Temple’s business partner, Gregg Bathgate, is also an advanced instructor. There are two other instructors at the shop as well as three dive masters who are working their way to become instructors.

“There’s certainly enough people around to keep it going and keep the shop functional,” said Temple. “We probably need more instructor resources at the shop so we can have more flexibility.”

Many of their customers travel from out of the city to take classes including people from Regina, Estavan, Swift Current, and others.

Brian Lanktree, a customer lives 160 kilometers away in Weyburn, said after a bad experience buying equipment elsewhere he decided to go to Moose Jaw. There he received all his advanced training -- Rescue Diving, Equipment Maintenance, Dive Master, Ice Diving and Divers Alert Network O2 Provider.

“They’re great guys and the service is second to none,” he said. “They just make you feel warm and welcome.”

“It just turned out that once I got into it, got involved in Scuba Guys’ Dive Shop, it’s been just a great hobby.”

Besides training, the shop offers other services. They are the only shop authorized by all the factories to repair equipment, according to Temple.

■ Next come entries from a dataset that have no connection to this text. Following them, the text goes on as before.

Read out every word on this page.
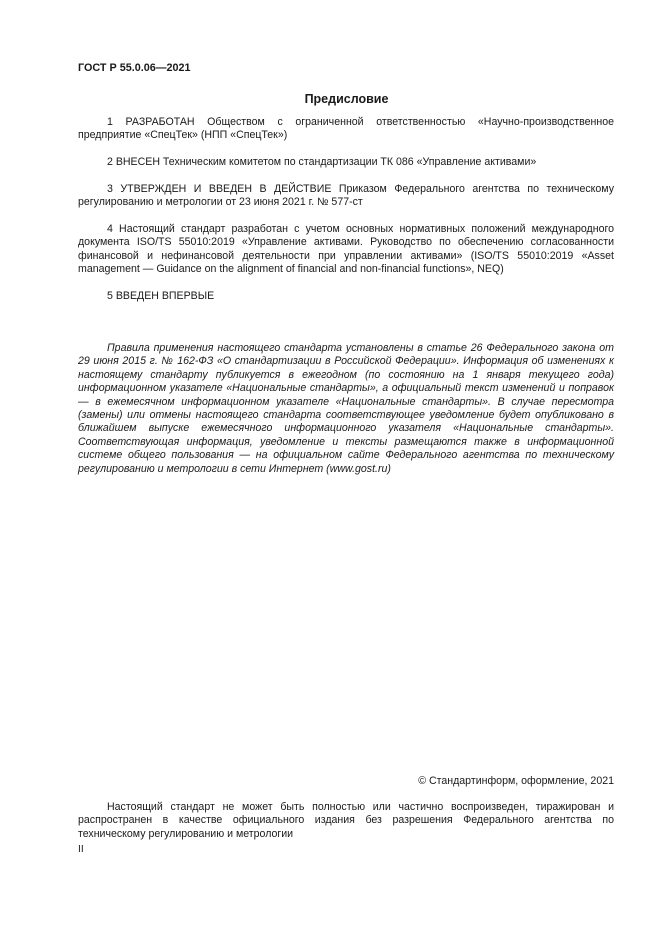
ГОСТ Р 55.0.06—2021
Предисловие

1 РАЗРАБОТАН Обществом с ограниченной ответственностью «Научно-производственное предприятие «СпецТек» (НПП «СпецТек»)

2 ВНЕСЕН Техническим комитетом по стандартизации ТК 086 «Управление активами»

3 УТВЕРЖДЕН И ВВЕДЕН В ДЕЙСТВИЕ Приказом Федерального агентства по техническому регулированию и метрологии от 23 июня 2021 г. № 577-ст

4 Настоящий стандарт разработан с учетом основных нормативных положений международного документа ISO/TS 55010:2019 «Управление активами. Руководство по обеспечению согласованности финансовой и нефинансовой деятельности при управлении активами» (ISO/TS 55010:2019 «Asset management — Guidance on the alignment of financial and non-financial functions», NEQ)

5 ВВЕДЕН ВПЕРВЫЕ

Правила применения настоящего стандарта установлены в статье 26 Федерального закона от 29 июня 2015 г. № 162-ФЗ «О стандартизации в Российской Федерации». Информация об изменениях к настоящему стандарту публикуется в ежегодном (по состоянию на 1 января текущего года) информационном указателе «Национальные стандарты», а официальный текст изменений и поправок — в ежемесячном информационном указателе «Национальные стандарты». В случае пересмотра (замены) или отмены настоящего стандарта соответствующее уведомление будет опубликовано в ближайшем выпуске ежемесячного информационного указателя «Национальные стандарты». Соответствующая информация, уведомление и тексты размещаются также в информационной системе общего пользования — на официальном сайте Федерального агентства по техническому регулированию и метрологии в сети Интернет (www.gost.ru)

© Стандартинформ, оформление, 2021

Настоящий стандарт не может быть полностью или частично воспроизведен, тиражирован и распространен в качестве официального издания без разрешения Федерального агентства по техническому регулированию и метрологии

II
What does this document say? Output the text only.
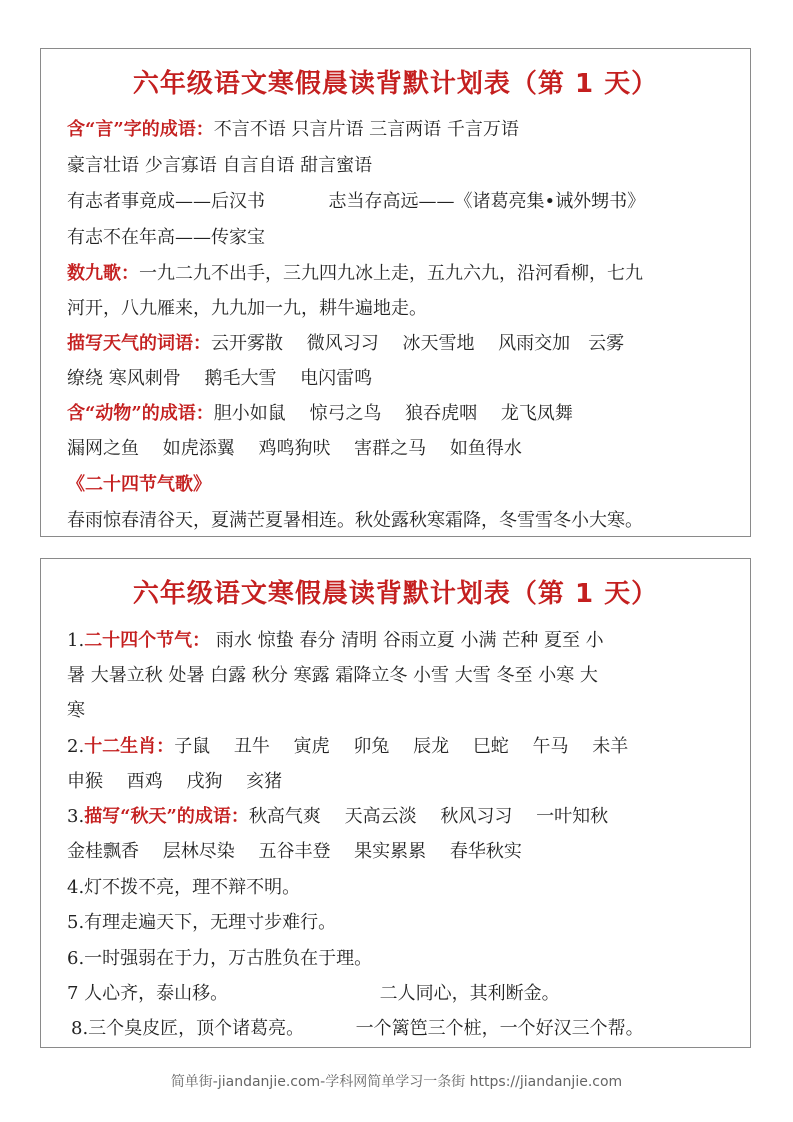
六年级语文寒假晨读背默计划表（第 1 天）
含“言”字的成语：不言不语 只言片语 三言两语 千言万语
豪言壮语 少言寡语 自言自语 甜言蜜语
有志者事竟成——后汉书	志当存高远——《诸葛亮集•诫外甥书》
有志不在年高——传家宝
数九歌：一九二九不出手，三九四九冰上走，五九六九，沿河看柳，七九
河开，八九雁来，九九加一九，耕牛遍地走。
描写天气的词语：云开雾散　 微风习习　 冰天雪地　 风雨交加　云雾
缭绕 寒风刺骨　 鹅毛大雪　 电闪雷鸣
含“动物”的成语：胆小如鼠　 惊弓之鸟　 狼吞虎咽　 龙飞凤舞
漏网之鱼　 如虎添翼　 鸡鸣狗吠　 害群之马　 如鱼得水
《二十四节气歌》
春雨惊春清谷天，夏满芒夏暑相连。秋处露秋寒霜降，冬雪雪冬小大寒。
六年级语文寒假晨读背默计划表（第 1 天）
1.二十四个节气： 雨水 惊蛰 春分 清明 谷雨立夏 小满 芒种 夏至 小
暑 大暑立秋 处暑 白露 秋分 寒露 霜降立冬 小雪 大雪 冬至 小寒 大
寒
2.十二生肖：子鼠　 丑牛　 寅虎　 卯兔　 辰龙　 巳蛇　 午马　 未羊
申猴　 酉鸡　 戌狗　 亥猪
3.描写“秋天”的成语：秋高气爽　 天高云淡　 秋风习习　 一叶知秋
金桂飘香　 层林尽染　 五谷丰登　 果实累累　 春华秋实
4.灯不拨不亮，理不辩不明。
5.有理走遍天下，无理寸步难行。
6.一时强弱在于力，万古胜负在于理。
7 人心齐，泰山移。	二人同心，其利断金。
8.三个臭皮匠，顶个诸葛亮。	一个篱笆三个桩，一个好汉三个帮。
简单街-jiandanjie.com-学科网简单学习一条街 https://jiandanjie.com
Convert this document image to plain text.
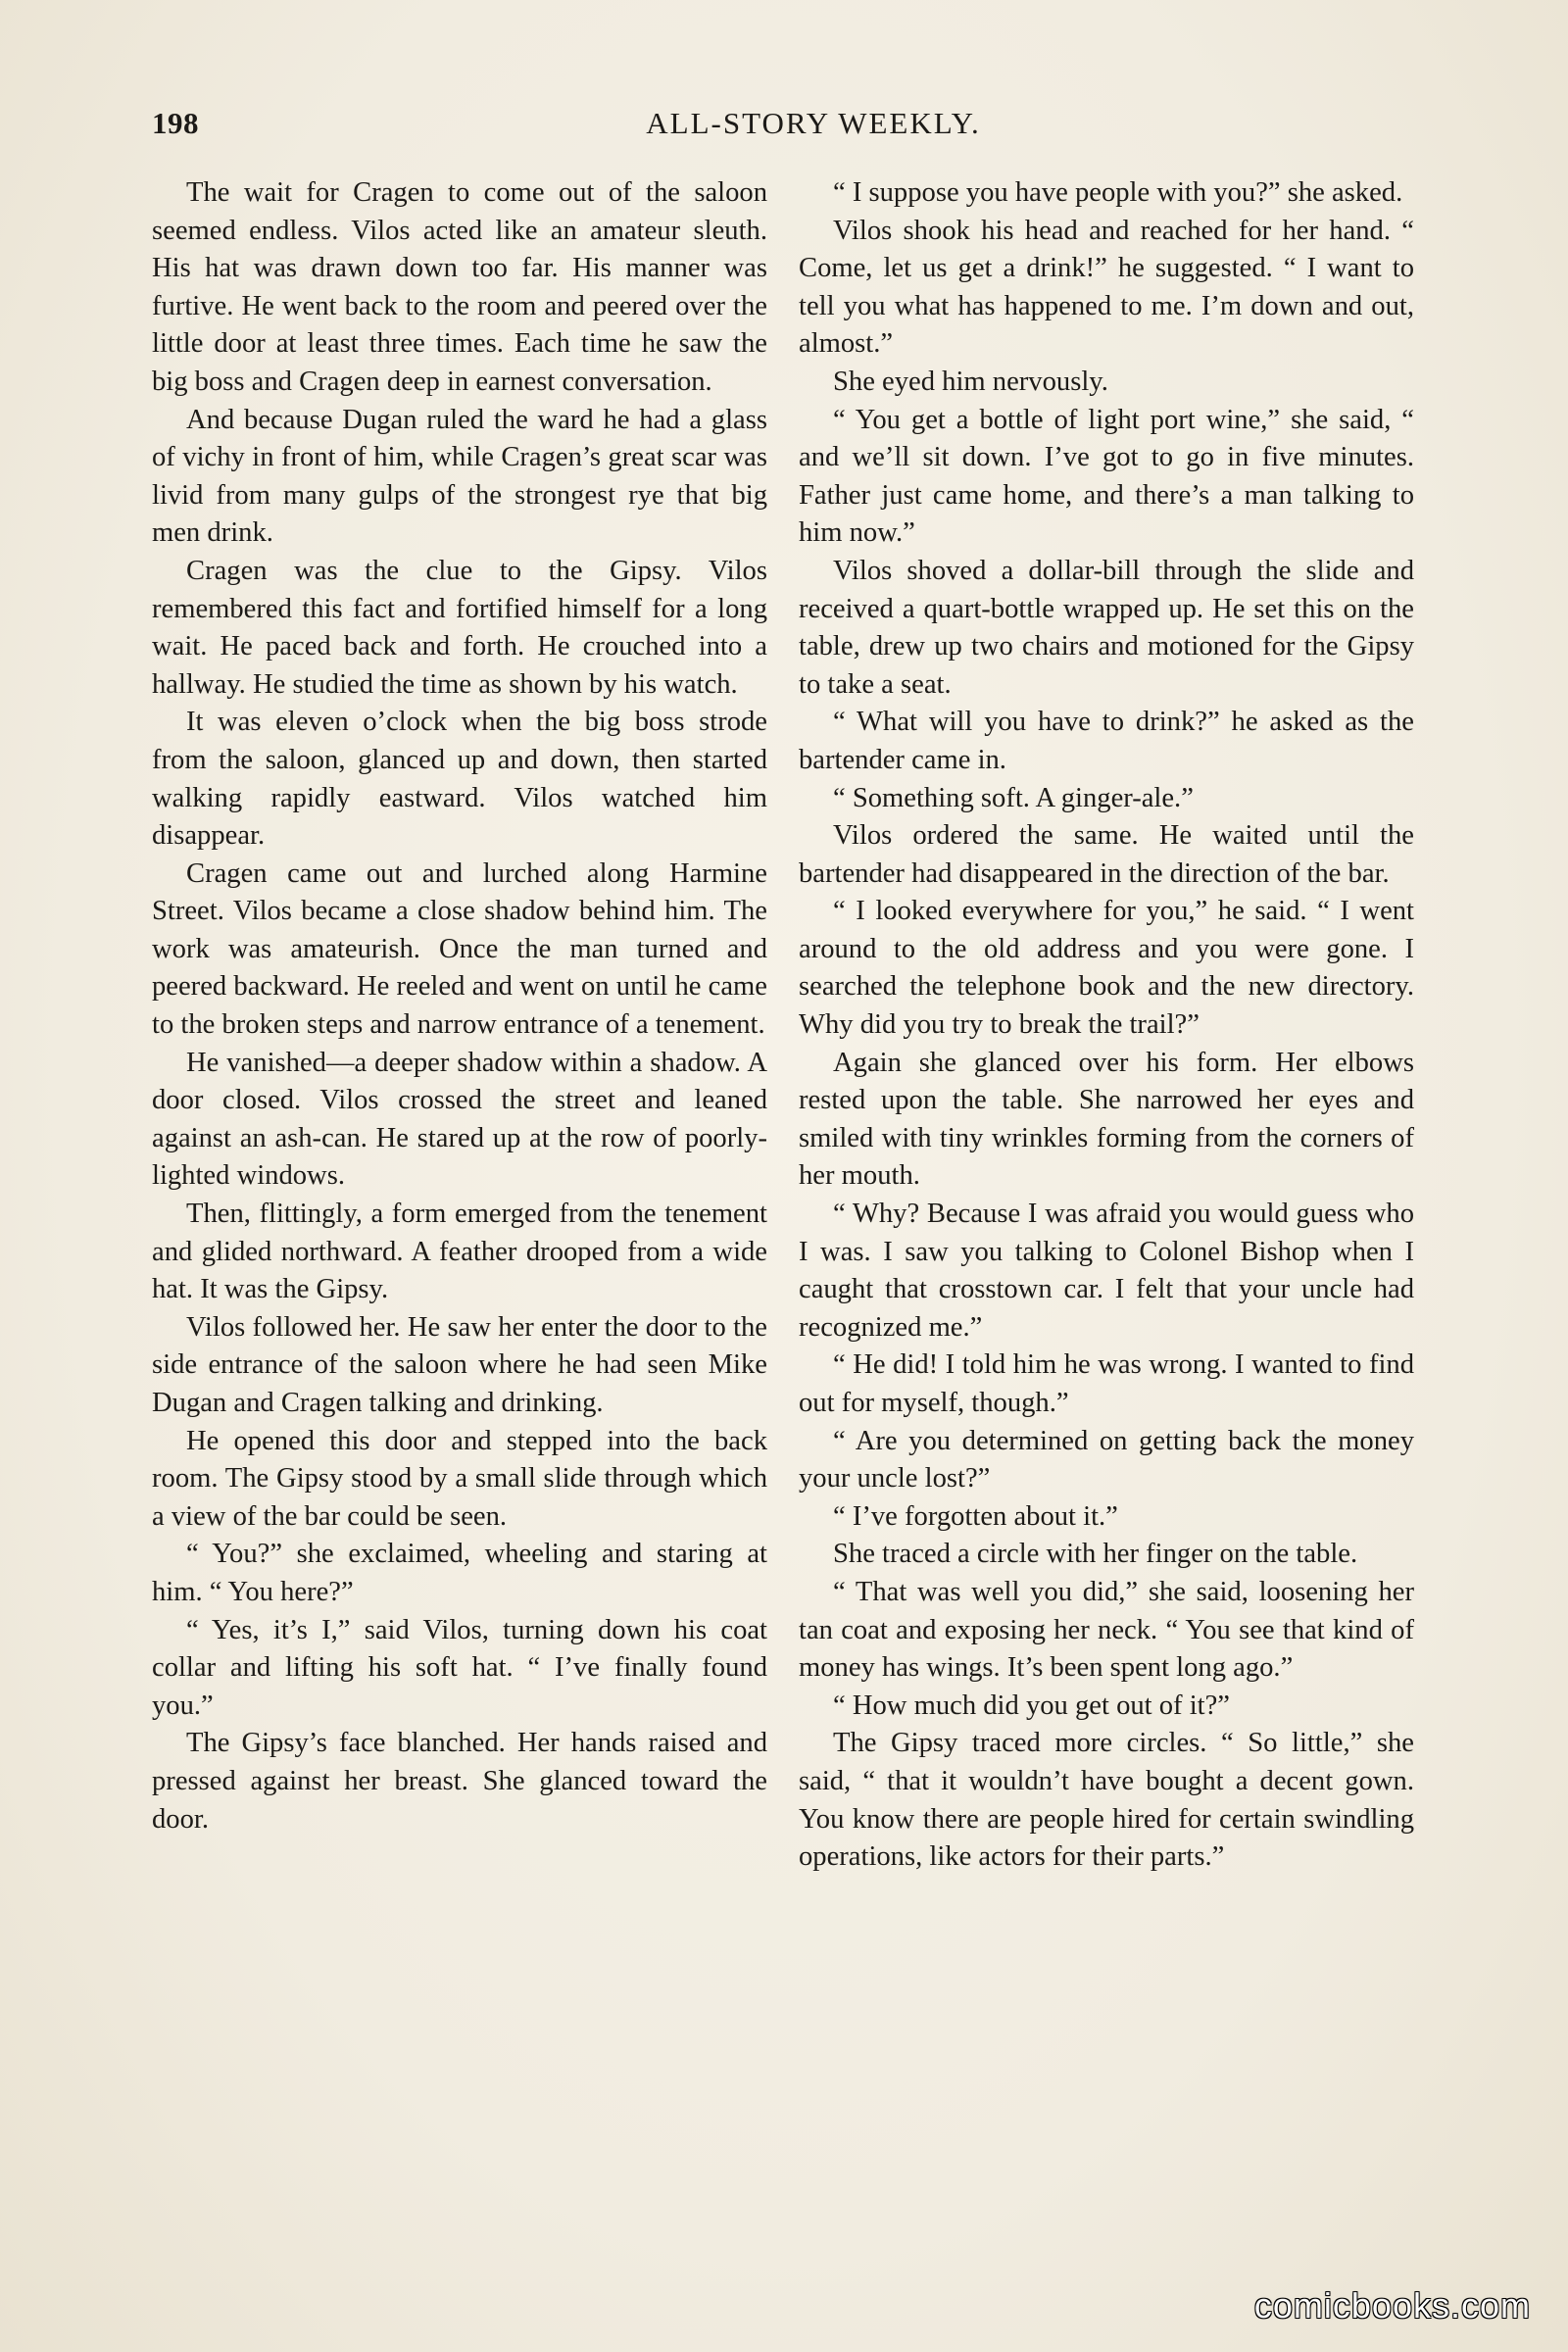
198	ALL-STORY WEEKLY.

The wait for Cragen to come out of the saloon seemed endless. Vilos acted like an amateur sleuth. His hat was drawn down too far. His manner was furtive. He went back to the room and peered over the little door at least three times. Each time he saw the big boss and Cragen deep in earnest conversation.

And because Dugan ruled the ward he had a glass of vichy in front of him, while Cragen’s great scar was livid from many gulps of the strongest rye that big men drink.

Cragen was the clue to the Gipsy. Vilos remembered this fact and fortified himself for a long wait. He paced back and forth. He crouched into a hallway. He studied the time as shown by his watch.

It was eleven o’clock when the big boss strode from the saloon, glanced up and down, then started walking rapidly eastward. Vilos watched him disappear.

Cragen came out and lurched along Harmine Street. Vilos became a close shadow behind him. The work was amateurish. Once the man turned and peered backward. He reeled and went on until he came to the broken steps and narrow entrance of a tenement.

He vanished—a deeper shadow within a shadow. A door closed. Vilos crossed the street and leaned against an ash-can. He stared up at the row of poorly-lighted windows.

Then, flittingly, a form emerged from the tenement and glided northward. A feather drooped from a wide hat. It was the Gipsy.

Vilos followed her. He saw her enter the door to the side entrance of the saloon where he had seen Mike Dugan and Cragen talking and drinking.

He opened this door and stepped into the back room. The Gipsy stood by a small slide through which a view of the bar could be seen.

“ You?” she exclaimed, wheeling and staring at him. “ You here?”

“ Yes, it’s I,” said Vilos, turning down his coat collar and lifting his soft hat. “ I’ve finally found you.”

The Gipsy’s face blanched. Her hands raised and pressed against her breast. She glanced toward the door.

“ I suppose you have people with you?” she asked.

Vilos shook his head and reached for her hand. “ Come, let us get a drink!” he suggested. “ I want to tell you what has happened to me. I’m down and out, almost.”

She eyed him nervously.

“ You get a bottle of light port wine,” she said, “ and we’ll sit down. I’ve got to go in five minutes. Father just came home, and there’s a man talking to him now.”

Vilos shoved a dollar-bill through the slide and received a quart-bottle wrapped up. He set this on the table, drew up two chairs and motioned for the Gipsy to take a seat.

“ What will you have to drink?” he asked as the bartender came in.

“ Something soft. A ginger-ale.”

Vilos ordered the same. He waited until the bartender had disappeared in the direction of the bar.

“ I looked everywhere for you,” he said. “ I went around to the old address and you were gone. I searched the telephone book and the new directory. Why did you try to break the trail?”

Again she glanced over his form. Her elbows rested upon the table. She narrowed her eyes and smiled with tiny wrinkles forming from the corners of her mouth.

“ Why? Because I was afraid you would guess who I was. I saw you talking to Colonel Bishop when I caught that crosstown car. I felt that your uncle had recognized me.”

“ He did! I told him he was wrong. I wanted to find out for myself, though.”

“ Are you determined on getting back the money your uncle lost?”

“ I’ve forgotten about it.”

She traced a circle with her finger on the table.

“ That was well you did,” she said, loosening her tan coat and exposing her neck. “ You see that kind of money has wings. It’s been spent long ago.”

“ How much did you get out of it?”

The Gipsy traced more circles. “ So little,” she said, “ that it wouldn’t have bought a decent gown. You know there are people hired for certain swindling operations, like actors for their parts.”

comicbooks.com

They still do contract work: doing body recoveries for the RCMP, helping towing companies with waterlogged vehicles in the lake, and completing inspections on bridges and dams.

A Facebook group for the shop helps to keep the community organized for upcoming club trips. Last year, 16 people went to Waterton National Park for dives and their club recently returned from a two-week diving trip to Honduras.

Overall, Temple said the business has been a good decision.

“There’s days where I’m really happy about it,” said Temple. “I really enjoy seeing the success that it’s had, but at the same time, that success has come with a lot of work.”

“There was always making trade-offs for it but I think in the long run it’s paid off pretty well for everyone.”

Dive lessons are held at the Kinsmen Sportsplex pool in Moose Jaw. The most basic course, Open Water Scuba Diving, is a six-week course held on Saturdays. It consists of two and a half hours of theory followed by an hour and a half of pool time. Once that’s complete, a minimum of four lake dives must be accomplished over two days and participants must pass a written exam. This course means freedom to dive anywhere.

Advanced courses are also offered including Deep Diving, Confined Space Diving, Night Diving and Underwater Photography. They also certify instructors.

“There isn’t anyone else around here who has that instructor capability,” said Temple, who also writes national programs for scuba diving agencies.

Scuba Guys’ Dive Shop offers free tryouts to anyone interested in testing out the sport.

Temple said he encourages people to face any fears they may have and try diving.

“It’s an adventure that every time you do it it’s going to be different,” he said. “You can do the same dive over and over and over again but each time you get into the water there’s something different to it.”

“You can always pick something out from it.”

The feeling that diving offers is unmatched by any other hobby, according to Temple.

“It means I have freedom. It’s the only place that you can go where you’re truly on your own.”